NOVEMBER, 1963

The life of a young child is shaped by the comfort of routines -- the growing understanding that when the sun comes up each morning you will be greeted with your mother's kind smile and a warm breakfast, you will play, eat, rest, rock in a chair, pet the dog play, eat again, read a book with your father and, as it becomes dark, you return again to your bed to sleep. The early routines of care and nourishment build trust and attachment, and all of our relationships to follow will be based upon these days, one way or another.

A profound disruption in routine has the power to make a lasting impact on a child, and this was the case for what may be the earliest memory I have. On this day, and perhaps for a day or so later, our house was oddly still and quiet, save for the television news remaining on day and night -- again, very unusual, as both my parents insisted that the TV be turned off if no one was in the room watching a program in order to "save electricity." The light coming into the house was minimal, typical for an early winter's day in Wisconsin, but the grayness seemed darker somehow. I cannot remember any lamps turned on at all.
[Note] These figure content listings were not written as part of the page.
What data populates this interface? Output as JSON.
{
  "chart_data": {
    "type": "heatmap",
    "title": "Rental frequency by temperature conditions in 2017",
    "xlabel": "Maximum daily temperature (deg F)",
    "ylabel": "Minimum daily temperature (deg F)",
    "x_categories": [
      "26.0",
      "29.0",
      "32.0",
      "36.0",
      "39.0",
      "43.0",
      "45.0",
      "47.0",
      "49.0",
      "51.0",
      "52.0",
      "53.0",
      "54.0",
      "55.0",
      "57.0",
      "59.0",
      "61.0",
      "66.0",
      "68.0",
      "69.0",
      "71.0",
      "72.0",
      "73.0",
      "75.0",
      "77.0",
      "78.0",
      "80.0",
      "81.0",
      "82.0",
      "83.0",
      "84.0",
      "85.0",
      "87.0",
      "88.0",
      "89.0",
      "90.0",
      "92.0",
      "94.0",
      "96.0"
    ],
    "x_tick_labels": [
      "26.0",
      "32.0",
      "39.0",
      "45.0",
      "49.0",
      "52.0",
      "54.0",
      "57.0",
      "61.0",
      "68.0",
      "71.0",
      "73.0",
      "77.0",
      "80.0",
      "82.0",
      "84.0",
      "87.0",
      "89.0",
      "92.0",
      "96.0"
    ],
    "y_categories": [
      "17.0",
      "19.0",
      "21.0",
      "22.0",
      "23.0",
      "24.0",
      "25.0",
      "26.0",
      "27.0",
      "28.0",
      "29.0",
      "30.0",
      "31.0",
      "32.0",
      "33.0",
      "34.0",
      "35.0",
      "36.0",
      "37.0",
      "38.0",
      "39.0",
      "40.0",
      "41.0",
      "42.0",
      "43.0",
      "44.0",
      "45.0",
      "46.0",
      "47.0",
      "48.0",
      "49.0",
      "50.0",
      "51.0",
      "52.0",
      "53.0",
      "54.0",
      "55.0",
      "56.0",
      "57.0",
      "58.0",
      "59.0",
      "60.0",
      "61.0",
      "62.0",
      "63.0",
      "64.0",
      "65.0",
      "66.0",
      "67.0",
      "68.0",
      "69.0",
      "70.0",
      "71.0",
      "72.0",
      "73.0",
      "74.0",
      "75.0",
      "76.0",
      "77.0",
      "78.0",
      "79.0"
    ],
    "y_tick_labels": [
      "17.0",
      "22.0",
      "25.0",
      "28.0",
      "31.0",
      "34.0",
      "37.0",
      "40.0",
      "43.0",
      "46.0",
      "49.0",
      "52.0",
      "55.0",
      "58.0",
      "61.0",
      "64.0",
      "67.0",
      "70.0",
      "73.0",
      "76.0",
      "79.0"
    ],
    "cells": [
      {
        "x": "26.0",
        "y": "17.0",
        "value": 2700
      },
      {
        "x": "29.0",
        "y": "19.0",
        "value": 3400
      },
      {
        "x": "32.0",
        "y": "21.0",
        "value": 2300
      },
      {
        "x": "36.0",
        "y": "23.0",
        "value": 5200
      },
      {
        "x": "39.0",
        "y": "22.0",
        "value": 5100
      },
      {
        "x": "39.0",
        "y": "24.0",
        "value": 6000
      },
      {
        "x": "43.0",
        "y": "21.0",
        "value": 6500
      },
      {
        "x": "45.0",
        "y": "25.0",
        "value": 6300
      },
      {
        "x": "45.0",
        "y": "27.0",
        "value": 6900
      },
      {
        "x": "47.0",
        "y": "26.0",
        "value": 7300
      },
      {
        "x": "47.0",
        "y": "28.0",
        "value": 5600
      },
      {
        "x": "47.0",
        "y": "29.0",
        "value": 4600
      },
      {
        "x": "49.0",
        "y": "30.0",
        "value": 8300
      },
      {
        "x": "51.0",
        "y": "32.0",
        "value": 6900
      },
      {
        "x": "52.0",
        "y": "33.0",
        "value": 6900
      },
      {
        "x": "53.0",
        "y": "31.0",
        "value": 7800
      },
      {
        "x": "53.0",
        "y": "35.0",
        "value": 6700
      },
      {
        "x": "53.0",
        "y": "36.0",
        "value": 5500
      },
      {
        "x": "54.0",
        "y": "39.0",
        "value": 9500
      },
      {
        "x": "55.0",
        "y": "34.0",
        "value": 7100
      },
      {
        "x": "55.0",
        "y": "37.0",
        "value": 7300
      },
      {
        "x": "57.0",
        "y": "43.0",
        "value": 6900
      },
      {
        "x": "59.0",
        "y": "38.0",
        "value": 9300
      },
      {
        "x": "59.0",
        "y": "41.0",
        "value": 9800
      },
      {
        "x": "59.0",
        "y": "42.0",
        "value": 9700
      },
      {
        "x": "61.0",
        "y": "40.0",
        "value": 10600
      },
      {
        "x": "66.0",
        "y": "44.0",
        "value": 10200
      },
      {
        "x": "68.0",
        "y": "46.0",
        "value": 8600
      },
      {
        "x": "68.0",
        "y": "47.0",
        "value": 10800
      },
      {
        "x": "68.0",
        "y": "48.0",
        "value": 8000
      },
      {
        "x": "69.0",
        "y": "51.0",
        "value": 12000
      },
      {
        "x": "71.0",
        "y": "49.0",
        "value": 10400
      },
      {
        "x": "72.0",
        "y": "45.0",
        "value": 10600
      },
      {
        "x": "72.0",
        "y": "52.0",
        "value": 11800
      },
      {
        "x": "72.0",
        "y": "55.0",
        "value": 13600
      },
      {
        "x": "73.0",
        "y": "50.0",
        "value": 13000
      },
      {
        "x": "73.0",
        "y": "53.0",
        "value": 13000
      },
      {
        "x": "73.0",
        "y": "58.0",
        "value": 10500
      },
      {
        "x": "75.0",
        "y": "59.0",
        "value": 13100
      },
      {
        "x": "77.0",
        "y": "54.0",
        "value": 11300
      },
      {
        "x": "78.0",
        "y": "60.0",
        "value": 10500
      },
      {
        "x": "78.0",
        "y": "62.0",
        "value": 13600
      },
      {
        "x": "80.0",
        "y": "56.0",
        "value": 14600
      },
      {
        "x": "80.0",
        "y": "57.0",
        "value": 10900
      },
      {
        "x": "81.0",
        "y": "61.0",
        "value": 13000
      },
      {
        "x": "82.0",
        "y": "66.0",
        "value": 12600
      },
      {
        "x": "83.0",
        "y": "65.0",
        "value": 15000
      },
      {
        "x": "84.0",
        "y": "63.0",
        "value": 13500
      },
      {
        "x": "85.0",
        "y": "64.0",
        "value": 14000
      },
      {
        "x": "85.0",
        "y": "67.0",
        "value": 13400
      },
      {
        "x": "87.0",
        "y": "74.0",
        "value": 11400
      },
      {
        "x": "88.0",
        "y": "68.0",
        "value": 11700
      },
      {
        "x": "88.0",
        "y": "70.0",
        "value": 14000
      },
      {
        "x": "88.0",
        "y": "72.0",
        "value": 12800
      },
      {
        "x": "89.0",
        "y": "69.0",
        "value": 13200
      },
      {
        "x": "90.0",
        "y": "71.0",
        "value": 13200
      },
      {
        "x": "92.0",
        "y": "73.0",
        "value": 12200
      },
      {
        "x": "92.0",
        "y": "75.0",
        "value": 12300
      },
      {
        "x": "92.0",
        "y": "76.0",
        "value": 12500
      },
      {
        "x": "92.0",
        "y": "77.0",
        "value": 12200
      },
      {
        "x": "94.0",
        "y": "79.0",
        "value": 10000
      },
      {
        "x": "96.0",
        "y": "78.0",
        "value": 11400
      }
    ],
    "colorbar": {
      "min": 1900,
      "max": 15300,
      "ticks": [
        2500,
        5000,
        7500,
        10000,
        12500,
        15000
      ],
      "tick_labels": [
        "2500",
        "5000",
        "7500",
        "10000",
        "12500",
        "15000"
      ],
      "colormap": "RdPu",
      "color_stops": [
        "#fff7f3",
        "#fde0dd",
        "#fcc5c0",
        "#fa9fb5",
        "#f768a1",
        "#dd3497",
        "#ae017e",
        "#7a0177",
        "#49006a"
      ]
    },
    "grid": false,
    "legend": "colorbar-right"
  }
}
The people talking on the television were very serious, and some were crying, and it didn't stop. There were no cartoons, no reruns of Ben Casey, no soap operas. Something very bad had happened to make so many grown-ups that sad. My mother and father and brother were so quiet. I padded around the house on my own -- not unusual -- but I felt worried and confused by what I was seeing and hearing. The same name kept coming up over and over again on the television, along with a face I had seen before.

If everyone else was sad, I thought, then I should be sad, too, and cried by myself in front of the TV, silently, until my mother scooped me up and carried me to the black rocking chair, where she wiped my tears and we rocked back and forth until the room was completely dark.

It was November 22, 1963, and I was 19 months old.